Complementing this, the Milei administration loosened visa requirements for Chinese citizens holding U.S. visas, reciprocating China’s visa-free policy for Argentines, enhancing mobility and signaling pragmatic cooperation amid geopolitical tensions. Milei’s balancing act illustrates the limits of ideology when survival depends on trade flows.

A port and its repercussions
Peru offers another revealing case. The $3.5 billion Chancay mega-port—located 46 miles north of Lima and inaugurated last November when Chinese President Xi Jinping visited the country for the APEC summit—started formal operations shortly after Trump returned to the White House. The facility, operated by China’s COSCO Shipping, has accelerated its emergence as a direct hub between South America and Asia.

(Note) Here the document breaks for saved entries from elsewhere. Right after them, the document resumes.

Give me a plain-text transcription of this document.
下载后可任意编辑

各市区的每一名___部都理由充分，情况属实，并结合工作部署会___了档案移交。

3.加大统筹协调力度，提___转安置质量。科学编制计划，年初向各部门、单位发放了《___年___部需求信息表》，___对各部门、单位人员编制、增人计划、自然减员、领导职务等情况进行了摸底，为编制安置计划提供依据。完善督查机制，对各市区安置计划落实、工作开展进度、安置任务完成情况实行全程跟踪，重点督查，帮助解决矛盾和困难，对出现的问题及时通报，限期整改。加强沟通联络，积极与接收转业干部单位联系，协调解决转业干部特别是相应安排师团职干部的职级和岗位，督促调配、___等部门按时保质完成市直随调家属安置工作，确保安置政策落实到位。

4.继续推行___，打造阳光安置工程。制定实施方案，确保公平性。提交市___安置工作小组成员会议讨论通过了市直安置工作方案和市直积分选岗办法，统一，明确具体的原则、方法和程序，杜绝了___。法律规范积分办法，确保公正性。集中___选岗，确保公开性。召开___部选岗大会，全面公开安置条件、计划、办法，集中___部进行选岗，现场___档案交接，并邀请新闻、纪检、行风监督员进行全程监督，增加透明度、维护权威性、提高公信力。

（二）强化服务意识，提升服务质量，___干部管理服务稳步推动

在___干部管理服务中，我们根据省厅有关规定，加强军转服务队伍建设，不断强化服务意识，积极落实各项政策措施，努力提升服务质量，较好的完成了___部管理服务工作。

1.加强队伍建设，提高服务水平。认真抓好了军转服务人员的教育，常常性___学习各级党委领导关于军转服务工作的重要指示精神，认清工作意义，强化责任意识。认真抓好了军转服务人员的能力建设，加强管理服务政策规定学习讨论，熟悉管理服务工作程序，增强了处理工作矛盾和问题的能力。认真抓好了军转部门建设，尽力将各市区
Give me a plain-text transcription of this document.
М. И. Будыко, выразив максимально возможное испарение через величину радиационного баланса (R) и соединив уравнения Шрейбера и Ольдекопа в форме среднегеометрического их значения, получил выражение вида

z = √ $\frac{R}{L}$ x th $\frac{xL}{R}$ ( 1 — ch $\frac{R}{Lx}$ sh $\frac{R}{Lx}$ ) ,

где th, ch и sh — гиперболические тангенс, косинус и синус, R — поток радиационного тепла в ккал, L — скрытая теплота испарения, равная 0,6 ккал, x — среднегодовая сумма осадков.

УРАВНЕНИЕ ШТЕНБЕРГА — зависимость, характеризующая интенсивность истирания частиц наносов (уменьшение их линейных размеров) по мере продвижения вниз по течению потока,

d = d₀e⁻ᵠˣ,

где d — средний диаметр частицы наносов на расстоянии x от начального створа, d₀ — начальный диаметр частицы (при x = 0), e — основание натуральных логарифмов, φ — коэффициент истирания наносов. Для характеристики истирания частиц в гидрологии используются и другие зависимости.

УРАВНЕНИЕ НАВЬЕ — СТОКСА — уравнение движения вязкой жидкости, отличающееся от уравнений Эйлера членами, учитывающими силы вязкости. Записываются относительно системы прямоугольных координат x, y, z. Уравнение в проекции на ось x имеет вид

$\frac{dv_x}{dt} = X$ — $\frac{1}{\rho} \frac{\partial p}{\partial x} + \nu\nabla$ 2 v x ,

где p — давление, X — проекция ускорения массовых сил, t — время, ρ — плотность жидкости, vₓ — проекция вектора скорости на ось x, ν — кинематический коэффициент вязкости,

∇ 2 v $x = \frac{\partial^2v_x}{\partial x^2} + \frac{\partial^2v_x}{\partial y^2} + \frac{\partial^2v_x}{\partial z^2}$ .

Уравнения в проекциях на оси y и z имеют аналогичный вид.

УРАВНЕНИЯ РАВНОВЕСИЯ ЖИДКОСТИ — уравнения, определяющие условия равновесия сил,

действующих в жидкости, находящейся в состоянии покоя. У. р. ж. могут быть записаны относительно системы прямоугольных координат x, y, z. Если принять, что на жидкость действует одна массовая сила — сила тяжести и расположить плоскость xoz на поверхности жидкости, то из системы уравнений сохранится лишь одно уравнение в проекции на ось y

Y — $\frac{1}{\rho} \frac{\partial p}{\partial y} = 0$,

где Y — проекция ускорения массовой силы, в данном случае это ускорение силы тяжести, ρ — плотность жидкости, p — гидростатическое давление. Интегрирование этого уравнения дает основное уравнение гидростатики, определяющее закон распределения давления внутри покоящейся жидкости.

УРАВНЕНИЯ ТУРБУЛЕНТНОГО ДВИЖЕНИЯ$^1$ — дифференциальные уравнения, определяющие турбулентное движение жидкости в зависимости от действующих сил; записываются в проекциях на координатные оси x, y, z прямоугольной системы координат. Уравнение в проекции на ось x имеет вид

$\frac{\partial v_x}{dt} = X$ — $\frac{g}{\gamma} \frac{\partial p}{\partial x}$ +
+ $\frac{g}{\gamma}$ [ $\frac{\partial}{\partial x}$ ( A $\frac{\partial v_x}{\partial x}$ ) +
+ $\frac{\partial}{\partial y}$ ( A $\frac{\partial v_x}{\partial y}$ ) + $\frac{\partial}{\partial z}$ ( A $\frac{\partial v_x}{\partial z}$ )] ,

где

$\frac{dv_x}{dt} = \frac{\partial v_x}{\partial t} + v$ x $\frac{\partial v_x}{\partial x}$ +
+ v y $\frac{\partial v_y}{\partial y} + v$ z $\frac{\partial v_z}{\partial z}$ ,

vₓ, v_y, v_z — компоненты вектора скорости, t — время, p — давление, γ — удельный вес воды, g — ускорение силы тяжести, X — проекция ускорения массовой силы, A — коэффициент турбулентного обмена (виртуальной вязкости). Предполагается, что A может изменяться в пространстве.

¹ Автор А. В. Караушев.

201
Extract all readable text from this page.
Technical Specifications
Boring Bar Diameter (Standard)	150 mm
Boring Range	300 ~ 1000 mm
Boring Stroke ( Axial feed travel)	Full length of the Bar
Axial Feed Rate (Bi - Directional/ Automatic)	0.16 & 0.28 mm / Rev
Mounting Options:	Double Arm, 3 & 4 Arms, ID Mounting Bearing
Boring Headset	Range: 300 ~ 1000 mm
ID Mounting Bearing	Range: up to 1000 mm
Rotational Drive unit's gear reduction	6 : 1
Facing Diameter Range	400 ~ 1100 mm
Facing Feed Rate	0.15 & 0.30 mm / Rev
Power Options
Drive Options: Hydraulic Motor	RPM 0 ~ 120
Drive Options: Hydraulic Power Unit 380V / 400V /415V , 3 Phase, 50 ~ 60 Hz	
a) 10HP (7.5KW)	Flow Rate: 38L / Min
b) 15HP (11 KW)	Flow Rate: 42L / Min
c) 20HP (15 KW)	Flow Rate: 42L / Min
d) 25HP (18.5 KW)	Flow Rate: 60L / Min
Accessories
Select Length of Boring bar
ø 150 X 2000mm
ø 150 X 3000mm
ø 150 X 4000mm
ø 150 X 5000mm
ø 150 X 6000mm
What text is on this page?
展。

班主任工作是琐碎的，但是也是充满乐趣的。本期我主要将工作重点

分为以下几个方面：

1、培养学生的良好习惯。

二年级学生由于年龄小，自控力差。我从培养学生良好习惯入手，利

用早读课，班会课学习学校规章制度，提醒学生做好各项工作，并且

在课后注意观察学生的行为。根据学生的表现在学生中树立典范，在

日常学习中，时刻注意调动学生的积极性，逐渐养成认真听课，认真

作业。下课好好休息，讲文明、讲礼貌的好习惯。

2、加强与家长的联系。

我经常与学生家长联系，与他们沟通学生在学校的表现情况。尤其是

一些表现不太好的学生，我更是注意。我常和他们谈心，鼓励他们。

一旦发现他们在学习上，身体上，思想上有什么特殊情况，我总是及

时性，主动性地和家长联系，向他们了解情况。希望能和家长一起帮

In April, the Port of Guangzhou initiated a direct service to Chancay, cutting transit times to roughly 30 days and logistics costs by about 20%. Although a Trump ally hinted at the possibility of tariffs on goods transshipped through the port, such threats have not deterred Lima from deepening ties with Beijing. For Peru, the calculus is simple: Chinese capital and infrastructure arrive faster and with fewer conditions than their Western counterparts.
Central America shows a mixed picture: While Nicaragua unsurprisingly pushes forward with Chinese-backed projects, countries like Guatemala and El Salvador tilt closer to Washington.
During the years when Washington’s attention was consumed elsewhere, Latin America slipped down its list of priorities. Now that the region has moved back up the agenda, it is under a framework of threats and tariff blackmail that has eroded goodwill. And Xi is not wasting the opportunity: He now presents himself as Trump’s opposite—predictable, pragmatic, respectful of sovereignty. In a region highly resistant to outside tutelage, this posture is well received. This has strengthened Latin America’s inclination to hedge its geopolitical bets through ambiguity rather than explicit alignment.
Many in the region understand that an effective foreign policy requires a delicate balance: safeguarding national interests while navigating great-power rivalry with strategic subtlety. Where room for maneuver is narrow and the stakes with the U.S. are vast, governments will tend to align with Washington. Yet the more Washington relies on coercion, the quicker public opinion drifts away. On the other hand, among countries with more options or looser ties to the U.S., threats are without doubt a singularly poor strategy.
All things considered, Latin America’s ties with China won’t be easily broken, and they can be more resilient than many have expected.